​Test Driven Development Series Episode I: A New Hope


Since I have started this blog, I think I should start with the most important thing that I have come across when working on Lords of Illic:

Test driven development.

It is on its own line to accentuate how important it is.

Embracing test-driven development has helped me improve both the quality and consistency of the code I produce. Perhaps more importantly, it has made me more confident of my code once it is produced and better able to adapt my code base to inevitable requirements changes.

Recently I watched a video on Dave Farely’s Continuous Delivery Channel in which he was talking to Kent Beck, the re-discoverer of test driven development. I think Kent summed up the benefits of test driven development very well in this comment:

“It is an anxiety reducing technique, which is what is most important to me - it has fewer side effects than all the chemicals you can ingest.”

(If you are curious, search “Did Kent Beck REALLY Invent TDD? | Kent Talks About TDD, TCR & Reveals One Of His BEST Ideas”, I’d put a link but I don’t want to imbed the video)

Ever since I played my first video game I have wanted to make my own. I have gone from drawing Legend of Zelda levels on paper to having a prototype video game. I first decided I wanted to make a turn-based strategy game in 2018, but didn’t create the repository and start working in unity until 2019. It is now 2023, so it has been about 5 years. I have learnt a lot about making games, programming and working on creative projects. If there is one thing that has come up time and time again it is how do I manage stress and anxiety? I have poured a lot of time into Lords of Illic and I am understandably very invested in the game. I have always sought quality and best practice in every aspect of development; whether that is the code that I write, the scenes that I edit or the art that I produce for the game. I am always striving for improvement and yet... 

How much time have I spent pulling out my hair (literally, it is a big problem) because as I try to get the game ready to play I have found bugs that lead to bugs that lead to bugs. I have spent months like this. I kind of imagine it like one big steampunk machine with a massive array of gears, dials and levers. 

An artists impression

You realign one part of the system and you can hear that somewhere another gear has not just popped out of alignment but has been thrown out of the machine and under the couch. As you run to get the piece you can hear the machine groaning as gears grind in absolute chaos. So you start to run around everywhere trying to fix everything. All I could do as I did was think of Alice in Wonderland:

“Now, here, you see, it takes all the running you can do, to keep in the same place. If you want to get somewhere else, you must run at least twice as fast as that!”

It is enough to make you want to scream.

Did I give up?

No.

Did I think of giving up?

No.

I will admit that I did sulk for a while and worked on getting all the achievements in Elden Ring but I digress.

Now you might have guessed what the solution was - Test Driven Development.
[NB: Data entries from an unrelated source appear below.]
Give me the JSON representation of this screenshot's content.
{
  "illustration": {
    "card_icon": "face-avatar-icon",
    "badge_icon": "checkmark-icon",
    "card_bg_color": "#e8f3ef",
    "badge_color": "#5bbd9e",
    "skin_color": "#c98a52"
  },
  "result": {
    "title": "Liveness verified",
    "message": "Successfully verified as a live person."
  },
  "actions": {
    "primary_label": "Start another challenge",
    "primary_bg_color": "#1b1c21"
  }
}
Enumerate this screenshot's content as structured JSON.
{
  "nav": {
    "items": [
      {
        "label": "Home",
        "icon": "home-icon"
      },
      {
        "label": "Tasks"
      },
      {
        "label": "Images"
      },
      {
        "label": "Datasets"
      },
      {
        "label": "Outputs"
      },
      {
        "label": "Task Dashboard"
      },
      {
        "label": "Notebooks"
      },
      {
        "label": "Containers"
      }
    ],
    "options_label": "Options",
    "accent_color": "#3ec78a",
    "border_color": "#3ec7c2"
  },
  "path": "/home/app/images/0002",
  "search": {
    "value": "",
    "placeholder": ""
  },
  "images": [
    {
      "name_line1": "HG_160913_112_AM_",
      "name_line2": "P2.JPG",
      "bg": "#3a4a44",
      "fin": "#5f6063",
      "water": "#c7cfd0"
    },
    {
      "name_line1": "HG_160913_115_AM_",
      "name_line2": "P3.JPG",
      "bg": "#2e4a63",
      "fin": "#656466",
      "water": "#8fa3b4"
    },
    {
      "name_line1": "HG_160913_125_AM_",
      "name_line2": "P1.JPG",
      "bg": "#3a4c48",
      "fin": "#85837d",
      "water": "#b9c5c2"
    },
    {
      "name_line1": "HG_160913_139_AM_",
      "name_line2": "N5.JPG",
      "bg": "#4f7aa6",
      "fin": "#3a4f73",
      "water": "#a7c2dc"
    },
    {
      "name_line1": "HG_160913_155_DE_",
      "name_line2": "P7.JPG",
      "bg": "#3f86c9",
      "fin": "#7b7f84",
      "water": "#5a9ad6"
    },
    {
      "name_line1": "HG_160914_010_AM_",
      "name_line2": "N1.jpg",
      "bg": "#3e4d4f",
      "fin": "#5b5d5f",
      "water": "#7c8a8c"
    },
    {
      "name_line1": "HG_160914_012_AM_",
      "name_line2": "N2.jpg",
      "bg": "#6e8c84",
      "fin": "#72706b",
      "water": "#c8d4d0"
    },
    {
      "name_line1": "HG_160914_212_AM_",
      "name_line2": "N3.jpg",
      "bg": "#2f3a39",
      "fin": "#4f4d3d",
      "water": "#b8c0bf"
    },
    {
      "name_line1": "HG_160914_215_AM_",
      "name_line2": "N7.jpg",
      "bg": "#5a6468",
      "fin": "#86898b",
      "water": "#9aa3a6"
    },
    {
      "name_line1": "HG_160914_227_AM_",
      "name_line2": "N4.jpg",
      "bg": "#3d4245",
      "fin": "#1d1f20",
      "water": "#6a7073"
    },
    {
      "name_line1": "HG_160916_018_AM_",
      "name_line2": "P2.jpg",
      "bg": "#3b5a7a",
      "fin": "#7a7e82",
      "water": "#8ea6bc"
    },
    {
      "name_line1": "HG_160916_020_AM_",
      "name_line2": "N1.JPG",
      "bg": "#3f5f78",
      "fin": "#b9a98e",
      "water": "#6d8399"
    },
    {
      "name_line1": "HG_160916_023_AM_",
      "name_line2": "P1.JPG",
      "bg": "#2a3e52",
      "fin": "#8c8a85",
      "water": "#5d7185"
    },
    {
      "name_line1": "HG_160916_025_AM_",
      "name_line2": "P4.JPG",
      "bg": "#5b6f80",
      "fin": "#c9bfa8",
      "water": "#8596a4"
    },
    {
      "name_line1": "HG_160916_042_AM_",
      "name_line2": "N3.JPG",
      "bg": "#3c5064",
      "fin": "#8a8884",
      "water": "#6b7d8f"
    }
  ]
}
Of course there is no silver bullet. In fact I will admit that switching to Test Driven Development can be stressful in its own way and it doesn’t make all the bugs magically vanish but…

Wouldn’t it be nice if there was a way for you to know when you have created a bug? Wouldn’t it be even better if you knew where?

It turns out that you can. 

It isn’t all that difficult really. 

All of which sounds too good to be true but it is all really simple.

Tests are well tests… They test things. Like if I add an item to my inventory has it been added? That might sound a bit simplistic but… How many times have you accidentally written the wrong if statement? The wrong variable name? Just meant to write that line of code but didn’t actually do it? A simple test means that in less than a second you know whether or not you can do a simple thing. Now what if you had tests for each simple thing that you can do in your game. Then in a couple of seconds you could run all your tests and know that either you can do every simple thing or you can’t. Furthermore, when you can’t do something, you know what it is. 

Unless you don’t have a test for it. (Which is the problem you face when switching over, a topic I will tackle in a different post).

But believe it or not, test driven development is just a way to have tests for that. You write a test and then make the code pass it. Then if you think of a better way to do it you do some refactoring. Run the test and if it passes you know you have actually made things better. If you haven’t you can just undo the changes.

Then you write the next test and get your code to pass it. At every step you run your tests and you know where you are at. They say ignorance is bliss but… really you just want to build your game and show people how cool it is right?

So when I have found that when you have a problem like this you have to take a deep breath. Write a test and remember:

Real life isn’t Wonderland, you can’t run twice as fast.